Ask HN: How can I learn to design software better? - jjice
I can write code just fine, but I feel like one of my biggest draw backs is not having a formal understanding of how to design a large piece of software. I can draft a piece of software, but when it comes it implementing it, I feel like my solutions could be much better after they&#x27;re done. I often find myself having to change more code than I feel I should when I add a new feature in the future.<p>How can I learn to better design software? Any book recommendations or general tips?
======
davismwfl
How many years have you worked professionally? Do you have a team (or tech
friends) to bounce things around with and learn from?

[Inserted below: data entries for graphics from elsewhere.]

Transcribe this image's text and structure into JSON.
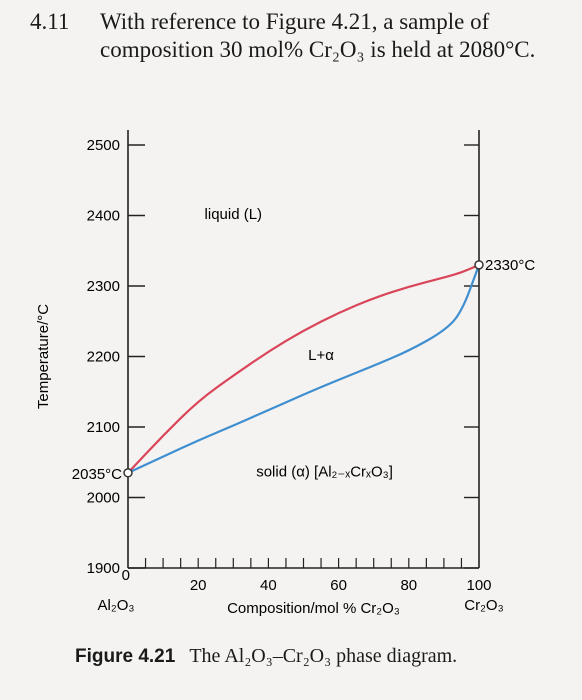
{
  "problem": {
    "number": "4.11",
    "text": "With reference to Figure 4.21, a sample of composition 30 mol% Cr₂O₃ is held at 2080°C."
  },
  "chart_data": {
    "type": "line",
    "title": "",
    "xlabel": "Composition/mol % Cr₂O₃",
    "ylabel": "Temperature/°C",
    "xlim": [
      0,
      100
    ],
    "ylim": [
      1900,
      2500
    ],
    "y_ticks": [
      "2500",
      "2400",
      "2300",
      "2200",
      "2100",
      "2000",
      "1900"
    ],
    "x_ticks": [
      "0",
      "20",
      "40",
      "60",
      "80",
      "100"
    ],
    "x_minor_ticks": [
      5,
      10,
      15,
      20,
      25,
      30,
      35,
      40,
      45,
      50,
      55,
      60,
      65,
      70,
      75,
      80,
      85,
      90,
      95
    ],
    "x_end_labels": {
      "left": "Al₂O₃",
      "right": "Cr₂O₃"
    },
    "grid": false,
    "series": [
      {
        "color": "#d9465a",
        "x": [
          0,
          10,
          20,
          30,
          40,
          50,
          60,
          70,
          80,
          90,
          95,
          100
        ],
        "y": [
          2035,
          2088,
          2137,
          2173,
          2207,
          2237,
          2262,
          2283,
          2299,
          2312,
          2319,
          2330
        ]
      },
      {
        "color": "#3f8fd0",
        "x": [
          0,
          10,
          20,
          30,
          40,
          50,
          60,
          70,
          80,
          90,
          95,
          100
        ],
        "y": [
          2035,
          2058,
          2081,
          2102,
          2124,
          2146,
          2167,
          2187,
          2208,
          2236,
          2262,
          2330
        ]
      }
    ],
    "points": [
      {
        "x": 0,
        "y": 2035,
        "label": "2035°C"
      },
      {
        "x": 100,
        "y": 2330,
        "label": "2330°C"
      }
    ],
    "annotations": [
      {
        "text": "liquid (L)",
        "x": 30,
        "y": 2395
      },
      {
        "text": "L+α",
        "x": 55,
        "y": 2195
      },
      {
        "text": "solid (α) [Al₂₋ₓCrₓO₃]",
        "x": 56,
        "y": 2030
      }
    ]
  },
  "caption": {
    "figure": "Figure 4.21",
    "text": "The Al₂O₃–Cr₂O₃ phase diagram."
  }
}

What are you writing,
websites or IoT or ??

Just some general comments not knowing those answers, this is usually what a
mentor or team lead is there to help you with, they guide you and show you why
one solution might be better than another etc. Read architecture blogs, read
about failures as much as successes, read postmortems from startups they are
great learning. Seriously study well design open source software that most
people agree is done well, as well as bad. Studying both will show you
patterns you are using and shouldn't be or ones you aren't using and should be
etc. That is honestly the best way, open source software makes studying larger
systems so much better today then when I was learning.

I do suggest you study some of Fowlers teachings/books
[https://martinfowler.com/](https://martinfowler.com/) as he IMO is well
balanced and sees value in many different architecture styles based on the
problem you are solving. There are others of course, but he is the first that
comes to mind for building larger or more complex systems.

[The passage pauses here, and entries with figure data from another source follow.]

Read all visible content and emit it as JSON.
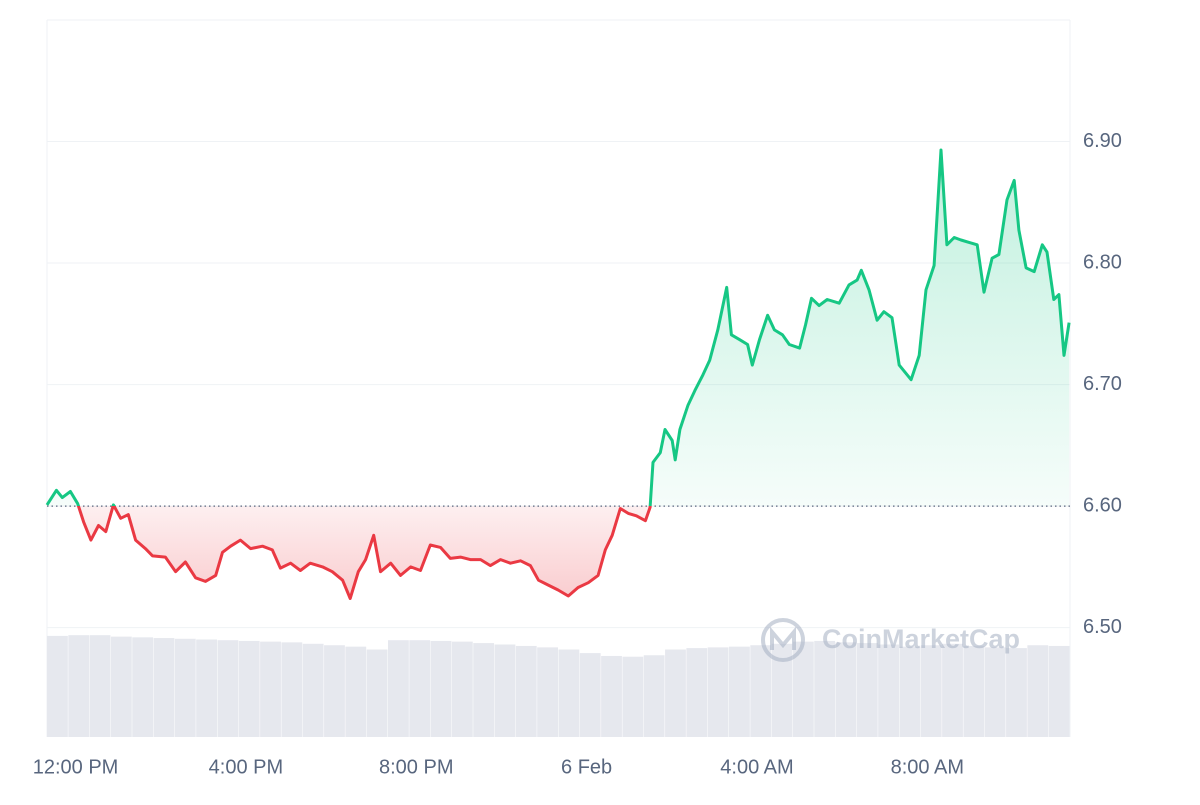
{
  "chart_data": {
    "type": "line",
    "x": [
      -0.67,
      -0.45,
      -0.31,
      -0.12,
      0.05,
      0.19,
      0.36,
      0.54,
      0.71,
      0.89,
      1.06,
      1.24,
      1.41,
      1.64,
      1.81,
      2.11,
      2.35,
      2.58,
      2.82,
      3.05,
      3.29,
      3.45,
      3.64,
      3.87,
      4.11,
      4.39,
      4.62,
      4.81,
      5.05,
      5.28,
      5.51,
      5.8,
      6.03,
      6.27,
      6.45,
      6.64,
      6.81,
      7.0,
      7.16,
      7.4,
      7.63,
      7.87,
      8.1,
      8.33,
      8.57,
      8.8,
      9.04,
      9.27,
      9.51,
      9.74,
      9.98,
      10.21,
      10.45,
      10.68,
      10.87,
      11.1,
      11.33,
      11.57,
      11.8,
      12.04,
      12.27,
      12.44,
      12.6,
      12.79,
      12.98,
      13.17,
      13.38,
      13.49,
      13.56,
      13.73,
      13.84,
      14.01,
      14.08,
      14.19,
      14.38,
      14.54,
      14.73,
      14.89,
      15.08,
      15.29,
      15.4,
      15.59,
      15.78,
      15.89,
      16.06,
      16.25,
      16.41,
      16.6,
      16.76,
      17.0,
      17.14,
      17.28,
      17.46,
      17.65,
      17.93,
      18.16,
      18.35,
      18.45,
      18.63,
      18.82,
      18.98,
      19.17,
      19.34,
      19.62,
      19.81,
      19.97,
      20.16,
      20.32,
      20.46,
      20.63,
      20.79,
      20.98,
      21.17,
      21.33,
      21.52,
      21.68,
      21.87,
      22.04,
      22.15,
      22.32,
      22.51,
      22.7,
      22.81,
      22.97,
      23.09,
      23.21,
      23.33
    ],
    "values": [
      6.601,
      6.613,
      6.607,
      6.612,
      6.602,
      6.587,
      6.572,
      6.584,
      6.579,
      6.601,
      6.59,
      6.593,
      6.572,
      6.565,
      6.559,
      6.558,
      6.546,
      6.554,
      6.541,
      6.538,
      6.543,
      6.562,
      6.567,
      6.572,
      6.565,
      6.567,
      6.564,
      6.549,
      6.553,
      6.547,
      6.553,
      6.55,
      6.546,
      6.539,
      6.524,
      6.546,
      6.556,
      6.576,
      6.546,
      6.553,
      6.543,
      6.55,
      6.547,
      6.568,
      6.566,
      6.557,
      6.558,
      6.556,
      6.556,
      6.551,
      6.556,
      6.553,
      6.555,
      6.551,
      6.539,
      6.535,
      6.531,
      6.526,
      6.533,
      6.537,
      6.543,
      6.564,
      6.576,
      6.598,
      6.594,
      6.592,
      6.588,
      6.599,
      6.636,
      6.644,
      6.663,
      6.654,
      6.638,
      6.663,
      6.683,
      6.695,
      6.708,
      6.72,
      6.745,
      6.78,
      6.741,
      6.737,
      6.733,
      6.716,
      6.737,
      6.757,
      6.745,
      6.741,
      6.733,
      6.73,
      6.749,
      6.771,
      6.765,
      6.77,
      6.767,
      6.782,
      6.786,
      6.794,
      6.778,
      6.753,
      6.76,
      6.755,
      6.716,
      6.704,
      6.724,
      6.778,
      6.798,
      6.893,
      6.815,
      6.821,
      6.819,
      6.817,
      6.815,
      6.776,
      6.804,
      6.807,
      6.852,
      6.868,
      6.827,
      6.796,
      6.793,
      6.815,
      6.809,
      6.77,
      6.774,
      6.724,
      6.751
    ],
    "baseline": 6.6,
    "color_up": "#16c784",
    "color_down": "#ea3943",
    "xlim": [
      -0.67,
      23.35
    ],
    "xticks": [
      {
        "value": 0,
        "label": "12:00 PM"
      },
      {
        "value": 4,
        "label": "4:00 PM"
      },
      {
        "value": 8,
        "label": "8:00 PM"
      },
      {
        "value": 12,
        "label": "6 Feb"
      },
      {
        "value": 16,
        "label": "4:00 AM"
      },
      {
        "value": 20,
        "label": "8:00 AM"
      }
    ],
    "ylim": [
      6.41,
      7.0
    ],
    "yticks": [
      {
        "value": 6.5,
        "label": "6.50"
      },
      {
        "value": 6.6,
        "label": "6.60"
      },
      {
        "value": 6.7,
        "label": "6.70"
      },
      {
        "value": 6.8,
        "label": "6.80"
      },
      {
        "value": 6.9,
        "label": "6.90"
      }
    ],
    "grid": true,
    "volume": {
      "color": "#e6e8ee",
      "lim": [
        0,
        100
      ],
      "values": [
        14.1,
        14.2,
        14.2,
        14.0,
        13.9,
        13.8,
        13.7,
        13.6,
        13.5,
        13.4,
        13.3,
        13.2,
        13.0,
        12.8,
        12.6,
        12.2,
        13.5,
        13.5,
        13.4,
        13.3,
        13.1,
        12.9,
        12.7,
        12.5,
        12.2,
        11.7,
        11.3,
        11.2,
        11.4,
        12.2,
        12.4,
        12.5,
        12.6,
        12.8,
        13.0,
        13.3,
        13.4,
        13.2,
        13.1,
        12.9,
        12.6,
        12.8,
        13.0,
        12.7,
        12.5,
        12.4,
        12.8,
        12.7
      ]
    },
    "watermark": "CoinMarketCap"
  }
}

The goal of software design/architecture is to use the least complex solution
you can to solve the problem, that makes the software the easiest to maintain
and usually makes it performant. There are exceptions of course, but that is
the general rule I follow. Also, minimize unnecessary external dependencies
which will also keep your code easier to change and maintain, the more
external dependencies the more chance a simple change turns into touching
larger sections of code.

Last point, we all look back and problems we have solved later and are like
geez, I was an idiot I could've done XYZ instead of ABC and it would have been
a lot better. That's normal and is a sign to me that I am continuing to learn,
which is good IMO. There are only a few things I look back on and say damn
that was perfect and I wouldn't change a thing about it (very few).

------
the_hoser
It comes with experience. Those times you find yourself changing code more
than you think you should? Analyze the decisions you made (or that a co-worker
made) that got you there. Figure out what you could have done differently.

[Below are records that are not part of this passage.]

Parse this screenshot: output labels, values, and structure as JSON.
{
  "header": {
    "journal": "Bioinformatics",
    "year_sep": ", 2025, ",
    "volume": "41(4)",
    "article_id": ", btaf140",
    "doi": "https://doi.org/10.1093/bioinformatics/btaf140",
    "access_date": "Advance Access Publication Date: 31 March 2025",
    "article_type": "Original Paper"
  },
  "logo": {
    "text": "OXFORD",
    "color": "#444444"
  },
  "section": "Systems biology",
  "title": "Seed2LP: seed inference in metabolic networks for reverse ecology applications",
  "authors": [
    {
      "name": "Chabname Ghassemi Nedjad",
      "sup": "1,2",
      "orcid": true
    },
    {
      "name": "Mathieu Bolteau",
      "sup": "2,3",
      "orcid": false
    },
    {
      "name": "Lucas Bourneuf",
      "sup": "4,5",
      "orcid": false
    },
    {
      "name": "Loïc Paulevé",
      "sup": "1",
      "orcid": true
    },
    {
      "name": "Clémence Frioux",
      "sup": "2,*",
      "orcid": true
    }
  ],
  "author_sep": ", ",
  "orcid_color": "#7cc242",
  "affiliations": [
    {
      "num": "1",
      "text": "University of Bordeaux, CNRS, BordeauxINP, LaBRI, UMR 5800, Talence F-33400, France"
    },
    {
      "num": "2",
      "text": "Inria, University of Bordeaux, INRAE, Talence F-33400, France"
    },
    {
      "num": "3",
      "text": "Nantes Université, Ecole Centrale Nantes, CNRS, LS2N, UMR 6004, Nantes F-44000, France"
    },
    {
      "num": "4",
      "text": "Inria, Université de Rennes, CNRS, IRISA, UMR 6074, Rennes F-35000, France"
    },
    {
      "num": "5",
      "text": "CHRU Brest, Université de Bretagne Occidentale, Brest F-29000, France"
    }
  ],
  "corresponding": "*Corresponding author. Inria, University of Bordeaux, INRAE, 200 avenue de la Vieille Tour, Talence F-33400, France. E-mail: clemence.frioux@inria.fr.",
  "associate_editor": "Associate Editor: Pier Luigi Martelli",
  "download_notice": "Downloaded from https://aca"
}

Books are great, but nothing beats lessons learned by making mistakes.

------
karmakaze
Two things come to mind. (1) work on large software projects that have been in
production for many years. This will show you patterns that have emerged to
solve issues that have crept up over its lifetime. (2) except in specific
cases a large piece of software grew from a working smaller piece of software.
Learn different ways of being prepared for future features and adding
features. YAGNI is important too. Practice, lots of practice. Reading without
practice is like watching a movie and nodding along, quickly forgotten if not
committed through habits.